Browsing behavior is everything you do on web pages: clicks, scrolling, purchasing, and watching content. These are what we call “events” or “interactions” in the recommendation space, they are signals between a user (you) and the interacted content. Commonly these signals have been presented as user-item pairs by models to learn user preferences and later be able to produce recommendations to users.
In the past couple of years, the industry has shifted to model the ordered list of interacted items by the user instead of user-item pairs. This means that the interactions are now presented as a list where order represents the time interactions occurred, often called session-based recommendations.

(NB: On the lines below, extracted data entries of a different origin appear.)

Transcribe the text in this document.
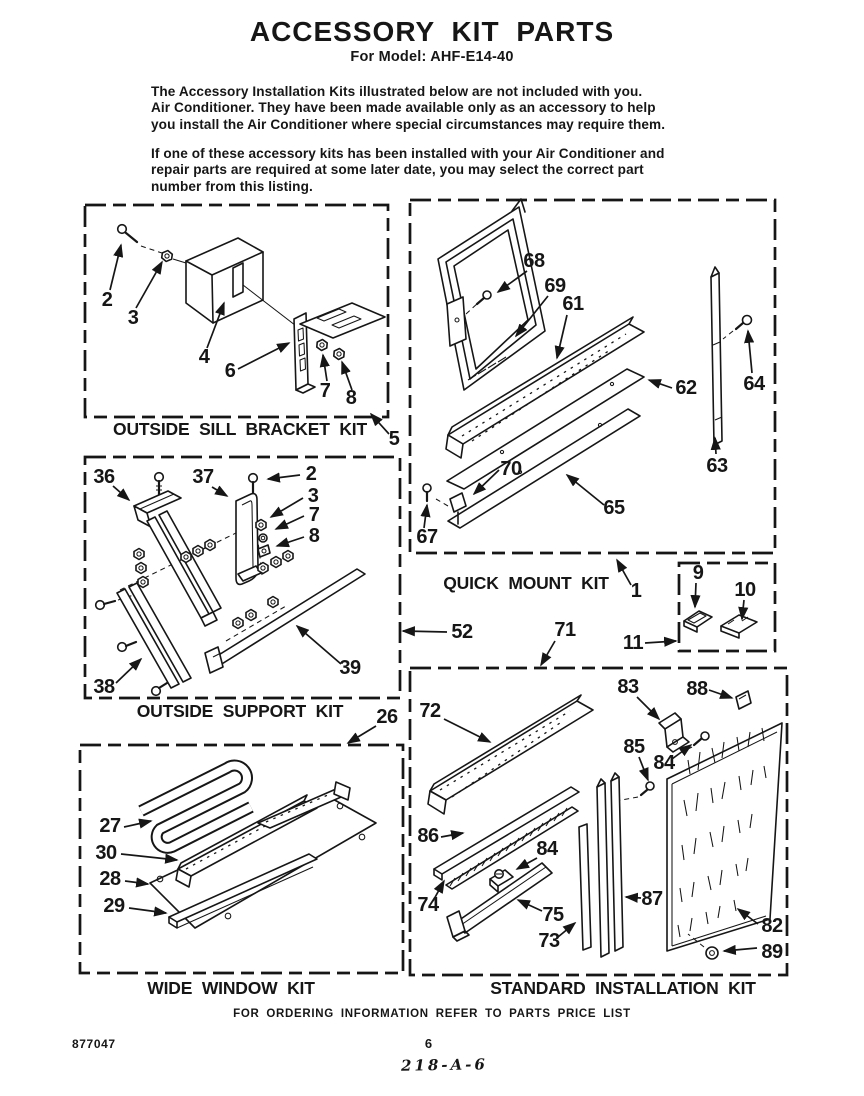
ACCESSORY KIT PARTS
For Model: AHF-E14-40
The Accessory Installation Kits illustrated below are not included with you.
Air Conditioner. They have been made available only as an accessory to help
you install the Air Conditioner where special circumstances may require them.
If one of these accessory kits has been installed with your Air Conditioner and
repair parts are required at some later date, you may select the correct part
number from this listing.
2
3
4
6
7 8
5
OUTSIDE SILL BRACKET KIT
68
69
61
62 64
63
70
65
67
1
QUICK MOUNT KIT	9
10
11
36	37	2
3
7
8
38
39
52
26
OUTSIDE SUPPORT KIT
27
30
28
29
WIDE WINDOW KIT
72
83 88
85
84
86
74
84
75
73
87
82
89
71
STANDARD INSTALLATION KIT
FOR ORDERING INFORMATION REFER TO PARTS PRICE LIST
877047	6
218-A-6
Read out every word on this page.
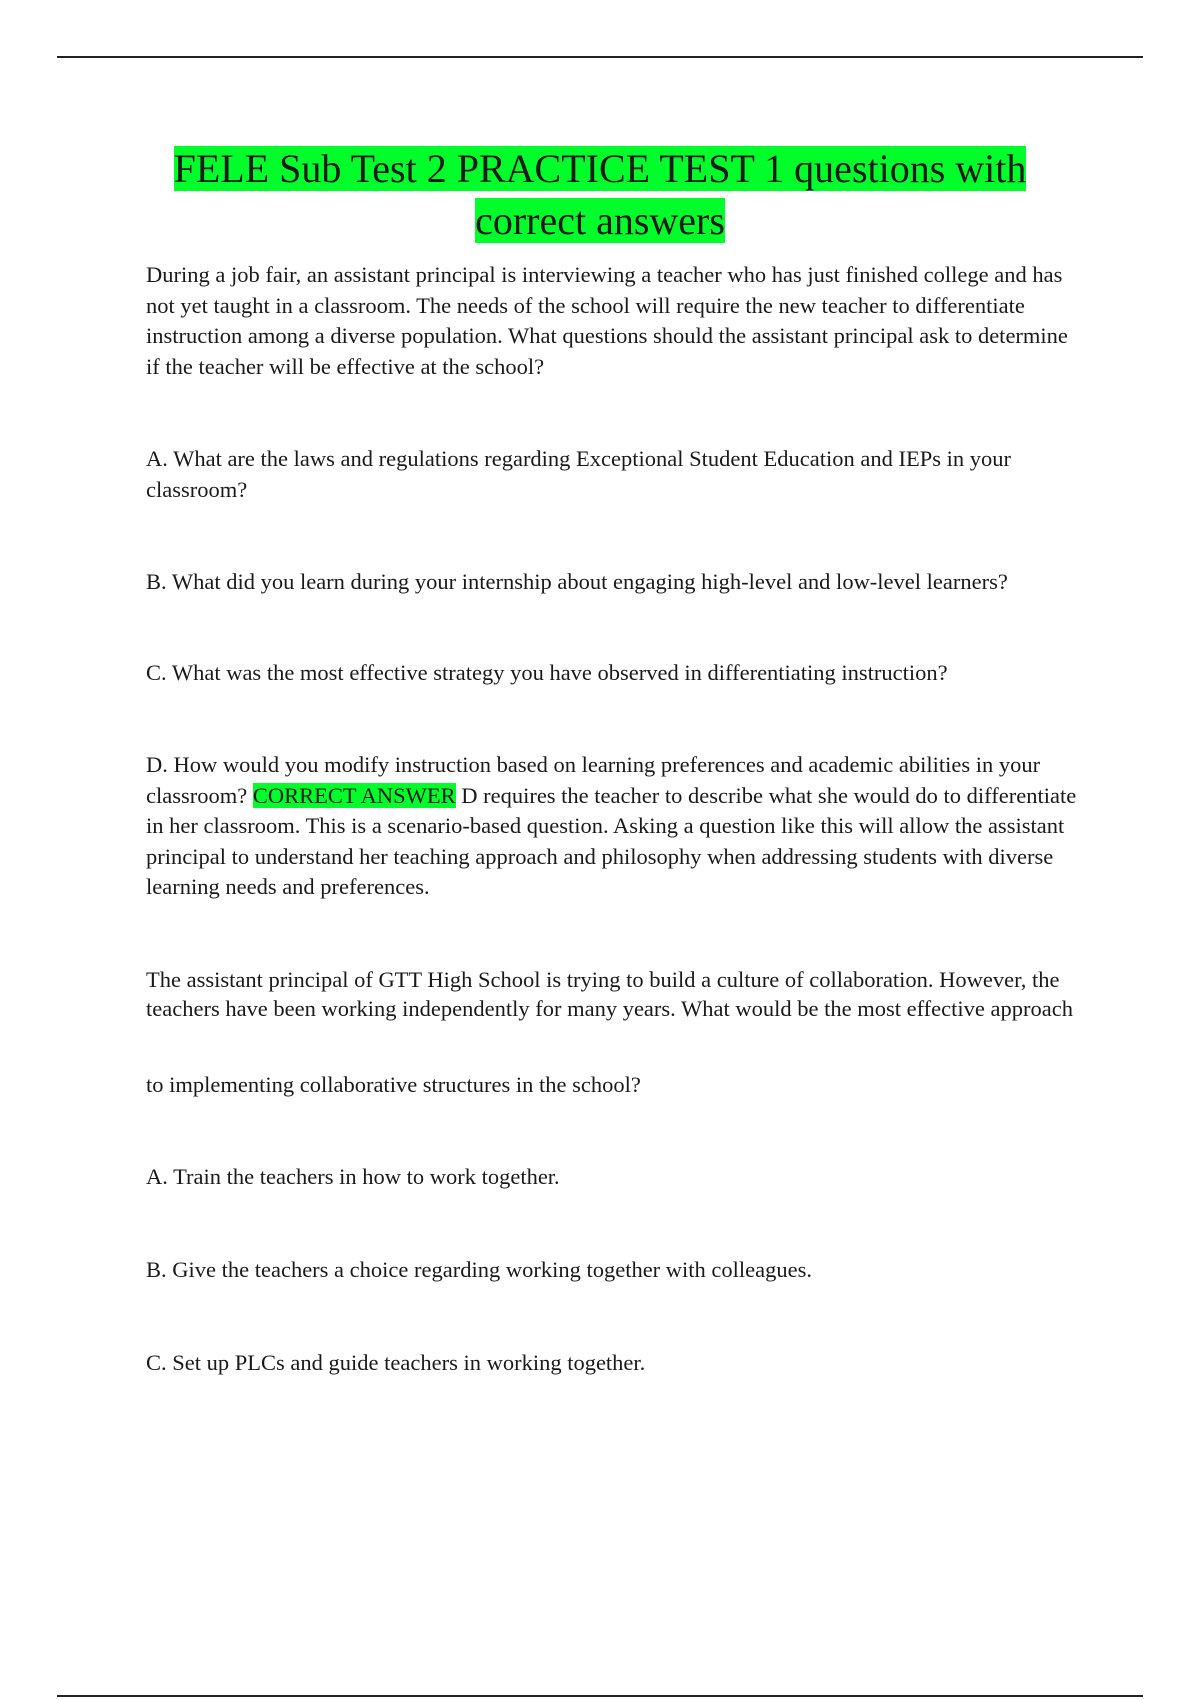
FELE Sub Test 2 PRACTICE TEST 1 questions with correct answers

During a job fair, an assistant principal is interviewing a teacher who has just finished college and has not yet taught in a classroom. The needs of the school will require the new teacher to differentiate instruction among a diverse population. What questions should the assistant principal ask to determine if the teacher will be effective at the school?

A. What are the laws and regulations regarding Exceptional Student Education and IEPs in your classroom?

B. What did you learn during your internship about engaging high-level and low-level learners?

C. What was the most effective strategy you have observed in differentiating instruction?

D. How would you modify instruction based on learning preferences and academic abilities in your classroom? CORRECT ANSWER D requires the teacher to describe what she would do to differentiate in her classroom. This is a scenario-based question. Asking a question like this will allow the assistant principal to understand her teaching approach and philosophy when addressing students with diverse learning needs and preferences.

The assistant principal of GTT High School is trying to build a culture of collaboration. However, the teachers have been working independently for many years. What would be the most effective approach

to implementing collaborative structures in the school?

A. Train the teachers in how to work together.

B. Give the teachers a choice regarding working together with colleagues.

C. Set up PLCs and guide teachers in working together.
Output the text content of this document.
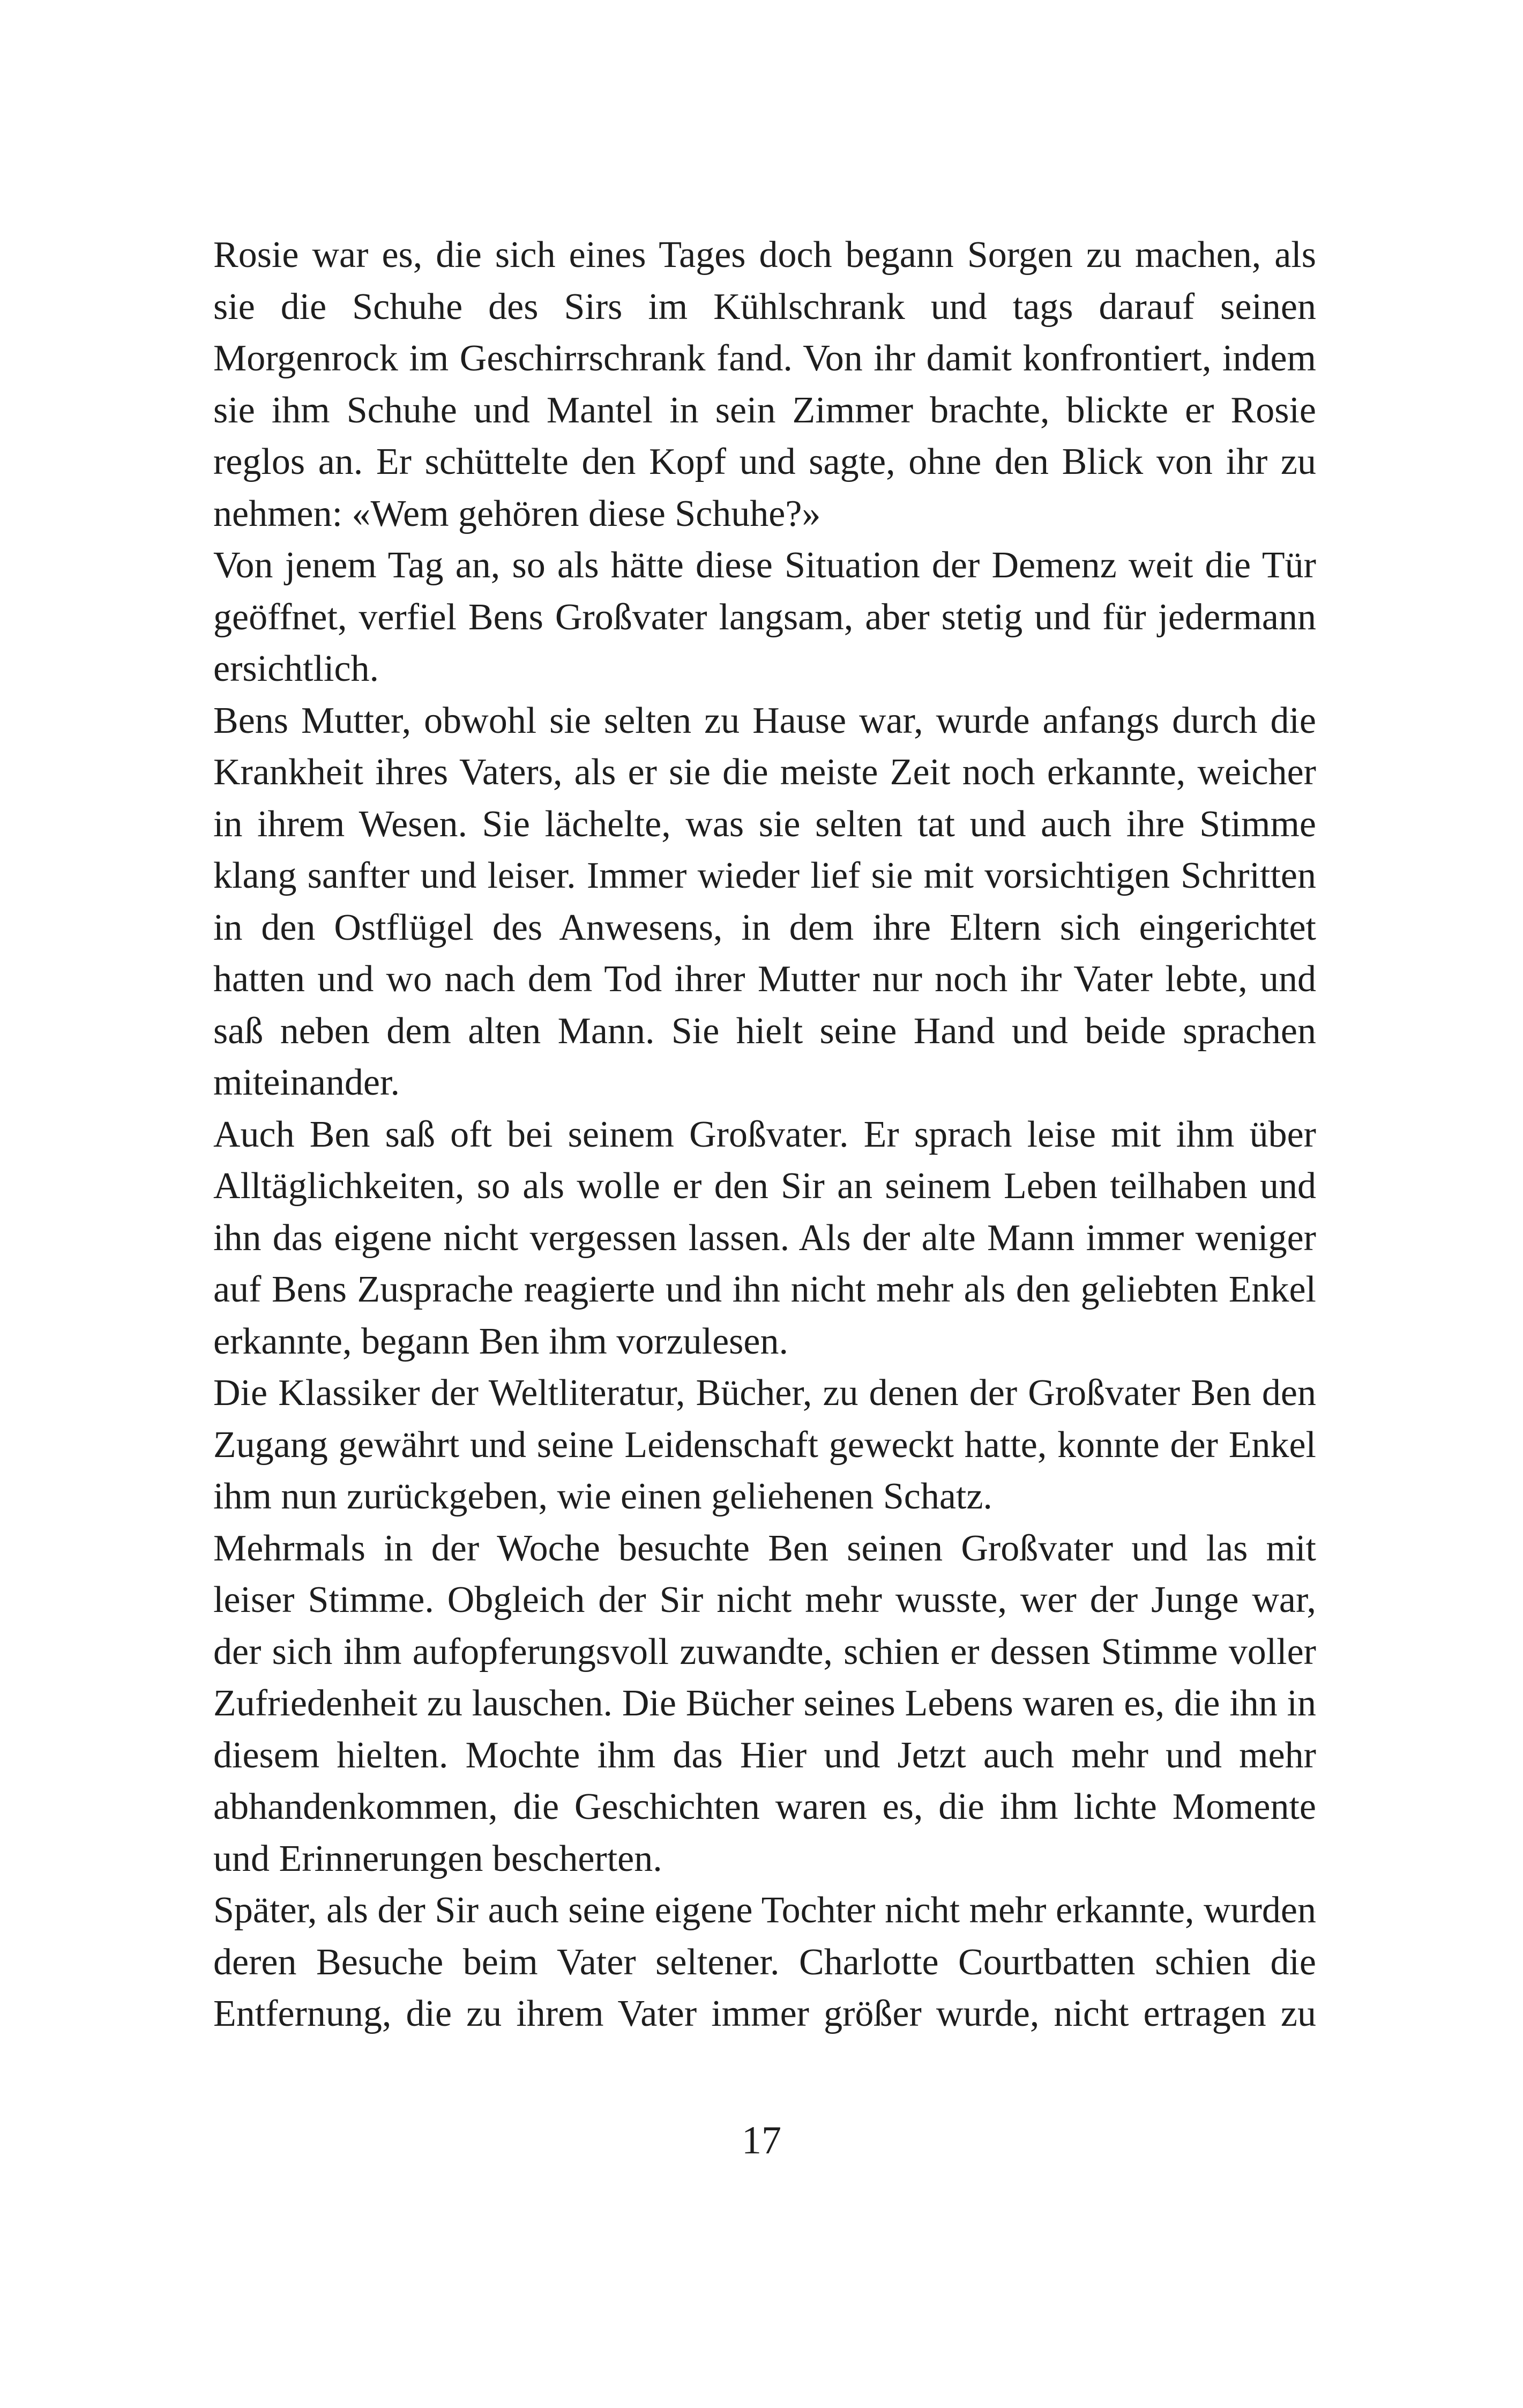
Rosie war es, die sich eines Tages doch begann Sorgen zu machen, als sie die Schuhe des Sirs im Kühlschrank und tags darauf seinen Morgenrock im Geschirrschrank fand. Von ihr damit konfrontiert, indem sie ihm Schuhe und Mantel in sein Zimmer brachte, blickte er Rosie reglos an. Er schüttelte den Kopf und sagte, ohne den Blick von ihr zu nehmen: «Wem gehören diese Schuhe?»

Von jenem Tag an, so als hätte diese Situation der Demenz weit die Tür geöffnet, verfiel Bens Großvater langsam, aber stetig und für jedermann ersichtlich.

Bens Mutter, obwohl sie selten zu Hause war, wurde anfangs durch die Krankheit ihres Vaters, als er sie die meiste Zeit noch erkannte, weicher in ihrem Wesen. Sie lächelte, was sie selten tat und auch ihre Stimme klang sanfter und leiser. Immer wieder lief sie mit vorsichtigen Schritten in den Ostflügel des Anwesens, in dem ihre Eltern sich eingerichtet hatten und wo nach dem Tod ihrer Mutter nur noch ihr Vater lebte, und saß neben dem alten Mann. Sie hielt seine Hand und beide sprachen miteinander.

Auch Ben saß oft bei seinem Großvater. Er sprach leise mit ihm über Alltäglichkeiten, so als wolle er den Sir an seinem Leben teilhaben und ihn das eigene nicht vergessen lassen. Als der alte Mann immer weniger auf Bens Zusprache reagierte und ihn nicht mehr als den geliebten Enkel erkannte, begann Ben ihm vorzulesen.

Die Klassiker der Weltliteratur, Bücher, zu denen der Großvater Ben den Zugang gewährt und seine Leidenschaft geweckt hatte, konnte der Enkel ihm nun zurückgeben, wie einen geliehenen Schatz.

Mehrmals in der Woche besuchte Ben seinen Großvater und las mit leiser Stimme. Obgleich der Sir nicht mehr wusste, wer der Junge war, der sich ihm aufopferungsvoll zuwandte, schien er dessen Stimme voller Zufriedenheit zu lauschen. Die Bücher seines Lebens waren es, die ihn in diesem hielten. Mochte ihm das Hier und Jetzt auch mehr und mehr abhandenkommen, die Geschichten waren es, die ihm lichte Momente und Erinnerungen bescherten.

Später, als der Sir auch seine eigene Tochter nicht mehr erkannte, wurden deren Besuche beim Vater seltener. Charlotte Courtbatten schien die Entfernung, die zu ihrem Vater immer größer wurde, nicht ertragen zu

17
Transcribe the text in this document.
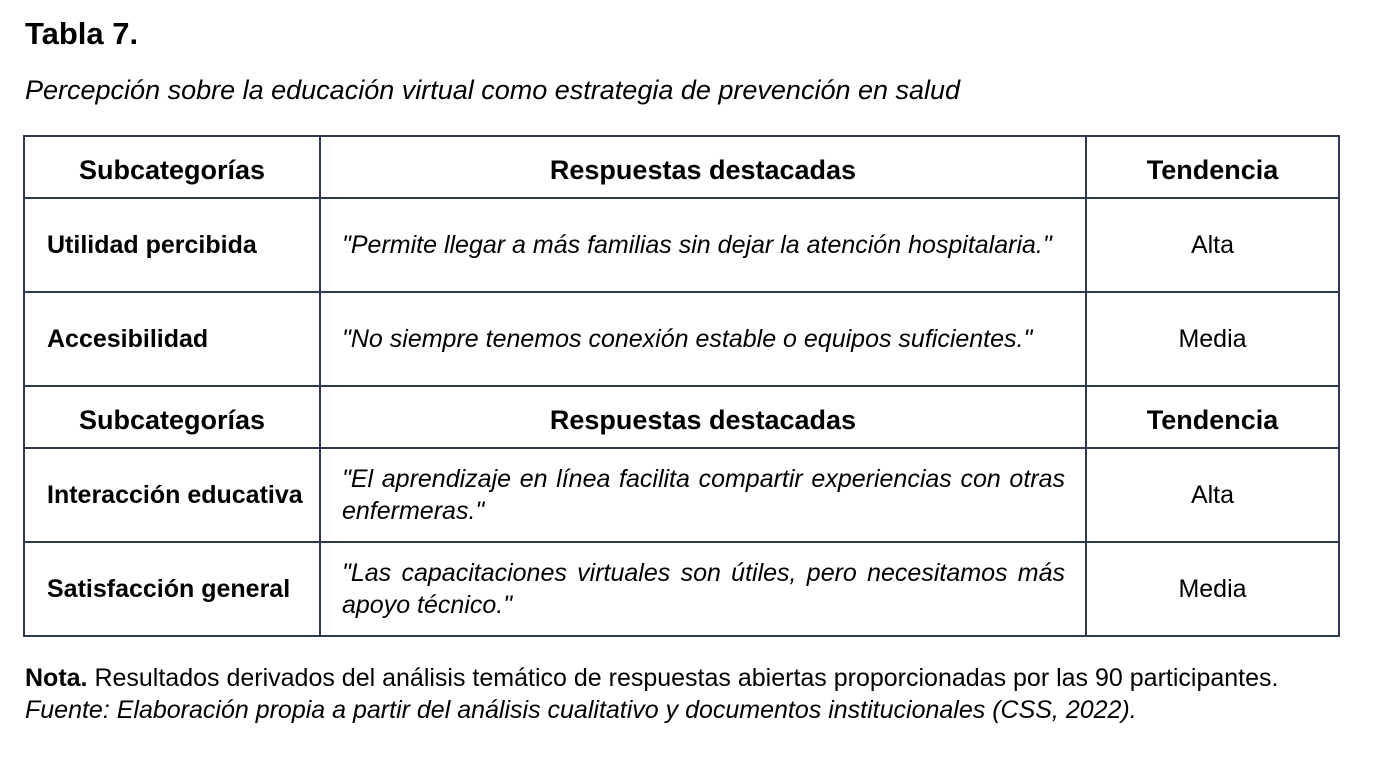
Tabla 7.
Percepción sobre la educación virtual como estrategia de prevención en salud
Subcategorías	Respuestas destacadas	Tendencia
Utilidad percibida	"Permite llegar a más familias sin dejar la atención hospitalaria."	Alta
Accesibilidad	"No siempre tenemos conexión estable o equipos suficientes."	Media
Subcategorías	Respuestas destacadas	Tendencia
Interacción educativa	"El aprendizaje en línea facilita compartir experiencias con otras enfermeras."	Alta
Satisfacción general	"Las capacitaciones virtuales son útiles, pero necesitamos más apoyo técnico."	Media
Nota. Resultados derivados del análisis temático de respuestas abiertas proporcionadas por las 90 participantes. Fuente: Elaboración propia a partir del análisis cualitativo y documentos institucionales (CSS, 2022).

And what field has been gaining popularity during the last years and models problems as an ordered list of tokens? Natural Language Processing (NLP)! Thanks to their recent breakthroughs in machine translation, speech recognition, text synthesis, and large language models we now have models capable of learning intrinsic relations between tokens of a sequence. When we speak, we produce a list of words in which order is crucial to provide them with meaning.
The recommendations industry has been taking advantage of these NLP advancements and has been treating user lists of interactions as text. Using the same models in translation, speech recognition, or even text generation. This allows them to quickly learn what your browsing intentions are as these models are susceptible to the most recent interactions. An example of this is Netflix , where they use session-based models to quickly adapt to what you want to watch.
Let's say you have watched hundreds of action movies on Netflix but just happens to be you are watching episode 4 of Friends, what is it most likely you will watch next?
- Another action movie.
- Episode 5 of friends.
Most likely episode 5, episodes are usually watched sequentially. This is a simple example but shows how personalization often performs best when it looks at the most recent data.